On sait combien le discours tenu sur le « modèle américain » contient d’approximations, de préjugés et de jugements à l’emporte-pièce. Du pur « antiaméricanisme primaire » jusqu’à l’éloge éperdu du « pays de la liberté », toute la gamme des discours idéologiques existe, en particulier lorsqu’il s’agit d’évaluer les aspects sociaux des Etats-Unis.
Il semble donc particulièrement bienvenu de trouver, sous la forme d’un manuel d’accès facile, une étude approfondie et argumentée de la « question sociale » aux Etats-Unis. Elle émane d’un spécialiste de la géographie des Etats-Unis : David Giband, Maître de Conférences à l’Université de Perpignan, déjà auteur de plusieurs articles traitant certaines situations géographiques à forte incidence sociale (vieillissement, pauvreté, scolarisation et minorités), en particulier en Pennsylvanie (Philadelphie), parus dans des revues accessibles à tous (Information Géographique, RG Lyon, CG Québec)

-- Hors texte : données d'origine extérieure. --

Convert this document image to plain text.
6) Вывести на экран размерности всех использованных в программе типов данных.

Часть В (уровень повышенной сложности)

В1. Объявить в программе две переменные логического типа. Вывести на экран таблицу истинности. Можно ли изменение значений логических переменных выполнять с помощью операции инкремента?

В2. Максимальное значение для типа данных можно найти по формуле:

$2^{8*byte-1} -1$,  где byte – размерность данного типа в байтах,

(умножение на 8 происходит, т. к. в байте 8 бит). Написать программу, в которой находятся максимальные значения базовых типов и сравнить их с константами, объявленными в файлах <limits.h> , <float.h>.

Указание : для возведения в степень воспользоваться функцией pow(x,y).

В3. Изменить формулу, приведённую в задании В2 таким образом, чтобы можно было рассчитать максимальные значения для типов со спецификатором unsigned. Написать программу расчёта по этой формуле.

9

L’ouvrage proposé, davantage qu’une simple mise au point sur la question sociale, s’appuie sur une problématique forte et la volonté affirmée de proposer, conformément au titre, une « géographie sociale des Etats-Unis », et même une réflexion élargie à la question de la gouvernance et de sa relation au territoire. La virulence des réformes engagées par l’administration Bush est au centre de beaucoup de constats, mais le cadre de l’analyse dépasse les six dernières années. L’organisation des pouvoirs locaux depuis les années soixante, le déclin du Welfare state ou encore la reformulation de certains fondements idéologiques du modèle américain sont clairement décrits et interprétés. L’objectif est d’évaluer dans quelle mesure les évolutions contemporaines du modèle social américain ont induit une recomposition du modèle spatial américain, reposant sur un nouveau modèle de régulation politique du territoire.

L’ouvrage propose quatre entrées successives, constituant les quatre chapitres du développement.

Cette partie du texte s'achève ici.